If all of this is true, it would spell the end of what has become one of the venerable traditions of tournament poker, at least in the Internet Age of the game. Many a player, after shedding the hangover of celebrating the New Year, would head from their chilly and snowy climes to the sandy white beaches of the Bahamas and Atlantis on Paradise Island, where PokerStars treated online qualifiers and poker professionals to a grand party to celebrate the game. Such players as Gus Hansen, ‘Gentleman’ John Gale, Bertrand ‘ElkY’ Grospellier, Harrison Gimbel, Galen Hall, Dimitar Danchev and 2016 champion Mike Watson have captured the championship of the Main Event, and the PCA High Roller and Super High Roller tournaments have also been extremely competitive. Such players as Grospellier, Vanessa Selbst, Eugene Katchalov, Viktor ‘Isildur1’ Blom, Scott Seiver, Fabian Quoss and Steve O’ Dwyer have won millions in those events.
This all could also be…incorrect.
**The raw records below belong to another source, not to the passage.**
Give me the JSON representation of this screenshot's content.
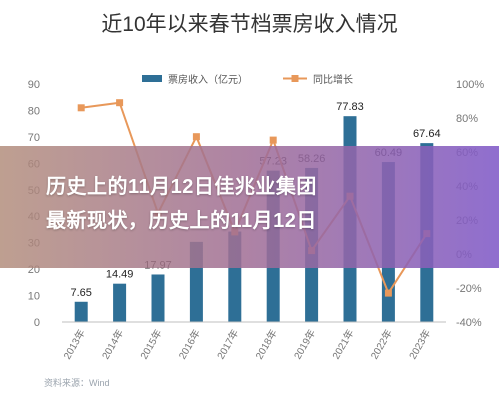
{
  "title": "近10年以来春节档票房收入情况",
  "overlay": {
    "line1": "历史上的11月12日佳兆业集团",
    "line2": "最新现状，历史上的11月12日"
  },
  "source": "资料来源：Wind",
  "colors": {
    "bar": "#2e6f96",
    "line": "#e8985a",
    "axis_text": "#777777",
    "grid": "#e3e3e3"
  },
  "chart_data": {
    "type": "bar",
    "categories": [
      "2013年",
      "2014年",
      "2015年",
      "2016年",
      "2017年",
      "2018年",
      "2019年",
      "2021年",
      "2022年",
      "2023年"
    ],
    "series": [
      {
        "name": "票房收入（亿元）",
        "type": "bar",
        "axis": "left",
        "values": [
          7.65,
          14.49,
          17.97,
          30.3,
          34.2,
          57.23,
          58.26,
          77.83,
          60.49,
          67.64
        ],
        "labels": [
          "7.65",
          "14.49",
          "17.97",
          "",
          "",
          "57.23",
          "58.26",
          "77.83",
          "60.49",
          "67.64"
        ]
      },
      {
        "name": "同比增长",
        "type": "line",
        "axis": "right",
        "values": [
          86,
          89,
          24,
          69,
          13,
          67,
          2,
          34,
          -23,
          12
        ]
      }
    ],
    "y_left": {
      "min": 0,
      "max": 90,
      "ticks": [
        "0",
        "10",
        "20",
        "30",
        "40",
        "50",
        "60",
        "70",
        "80",
        "90"
      ]
    },
    "y_right": {
      "min": -40,
      "max": 100,
      "ticks": [
        "-40%",
        "-20%",
        "0%",
        "20%",
        "40%",
        "60%",
        "80%",
        "100%"
      ]
    },
    "legend": "top-center",
    "grid": false
  }
}
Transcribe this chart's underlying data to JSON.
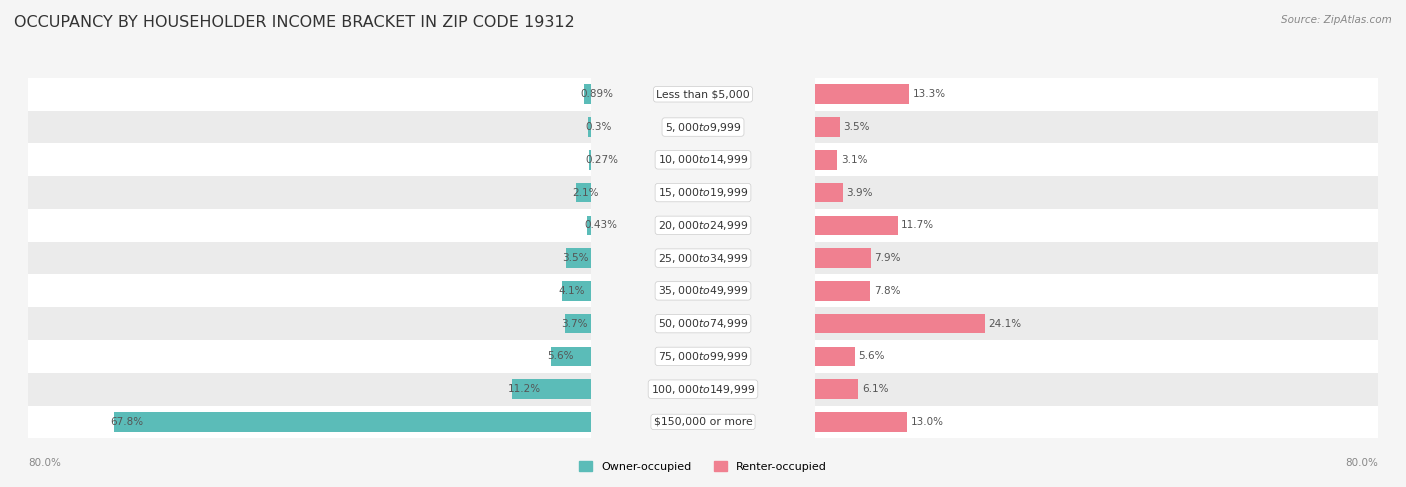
{
  "title": "OCCUPANCY BY HOUSEHOLDER INCOME BRACKET IN ZIP CODE 19312",
  "source": "Source: ZipAtlas.com",
  "categories": [
    "Less than $5,000",
    "$5,000 to $9,999",
    "$10,000 to $14,999",
    "$15,000 to $19,999",
    "$20,000 to $24,999",
    "$25,000 to $34,999",
    "$35,000 to $49,999",
    "$50,000 to $74,999",
    "$75,000 to $99,999",
    "$100,000 to $149,999",
    "$150,000 or more"
  ],
  "owner_values": [
    0.89,
    0.3,
    0.27,
    2.1,
    0.43,
    3.5,
    4.1,
    3.7,
    5.6,
    11.2,
    67.8
  ],
  "renter_values": [
    13.3,
    3.5,
    3.1,
    3.9,
    11.7,
    7.9,
    7.8,
    24.1,
    5.6,
    6.1,
    13.0
  ],
  "owner_color": "#5bbcb8",
  "renter_color": "#f08090",
  "owner_label": "Owner-occupied",
  "renter_label": "Renter-occupied",
  "axis_max": 80.0,
  "axis_left_label": "80.0%",
  "axis_right_label": "80.0%",
  "bar_height": 0.6,
  "background_color": "#f5f5f5",
  "row_bg_white": "#ffffff",
  "row_bg_gray": "#ebebeb",
  "title_fontsize": 11.5,
  "label_fontsize": 7.5,
  "category_fontsize": 7.8,
  "source_fontsize": 7.5
}
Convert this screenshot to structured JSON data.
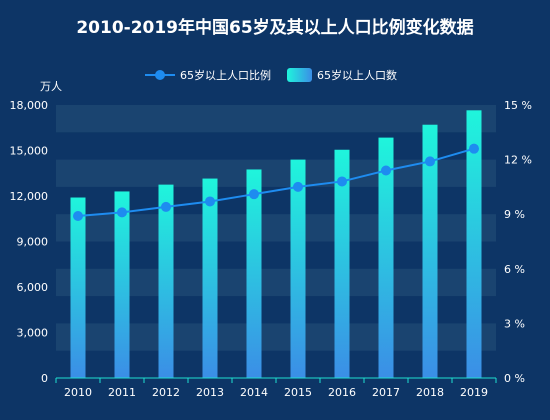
{
  "chart_data": {
    "type": "bar",
    "title": "2010-2019年中国65岁及其以上人口比例变化数据",
    "xlabel": "",
    "ylabel": "万人",
    "categories": [
      "2010",
      "2011",
      "2012",
      "2013",
      "2014",
      "2015",
      "2016",
      "2017",
      "2018",
      "2019"
    ],
    "series": [
      {
        "name": "65岁以上人口数",
        "type": "bar",
        "axis": "left",
        "values": [
          11900,
          12300,
          12750,
          13150,
          13750,
          14400,
          15050,
          15850,
          16700,
          17650
        ]
      },
      {
        "name": "65岁以上人口比例",
        "type": "line",
        "axis": "right",
        "values": [
          8.9,
          9.1,
          9.4,
          9.7,
          10.1,
          10.5,
          10.8,
          11.4,
          11.9,
          12.6
        ]
      }
    ],
    "y_left": {
      "ylim": [
        0,
        18000
      ],
      "ticks": [
        "0",
        "3,000",
        "6,000",
        "9,000",
        "12,000",
        "15,000",
        "18,000"
      ],
      "tick_values": [
        0,
        3000,
        6000,
        9000,
        12000,
        15000,
        18000
      ]
    },
    "y_right": {
      "ylim": [
        0,
        15
      ],
      "ticks": [
        "0 %",
        "3 %",
        "6 %",
        "9 %",
        "12 %",
        "15 %"
      ],
      "tick_values": [
        0,
        3,
        6,
        9,
        12,
        15
      ]
    },
    "legend_position": "top-center",
    "grid": "alternating horizontal bands",
    "colors": {
      "background": "#0d3566",
      "bar_top": "#1ff5dc",
      "bar_bottom": "#3b8ee6",
      "line": "#1e8cf0",
      "band": "#1a4470",
      "axis": "#1ee0d0"
    }
  }
}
Witteles has a bit of a history of rubbing people the wrong way and has also been on the wrong end of some information on occasion. He has also broken some big news at points, including details on the “Superuser” scandals that plagued online poker during the mid-2000s.
Witteles has not responded to requests from Poker News Daily to elaborate any on the statements he or his source have made. Additionally, PokerStars was asked for a statement regarding Witteles’ accusations and the future of the PCA, but they have yet to return comment. If what Witteles and his source are saying is true, 2017 will be the final run for the PokerStars Caribbean Adventure – and the world of poker will have lost another of its “major” tournaments.
Poker News Daily will continue to monitor the situation and update accordingly.
UPDATE: Eric Hollreiser, the vice president of Corporate Communications for Amaya Gaming, responded soon after publication that “the information is inaccurate” but wouldn’t elaborate on the issue as he was responding from his iPhone. Other industry insiders, however, have previously indicated, much as Witteles has, that there is a possibility that the PCA may be canceled following its play in 2017.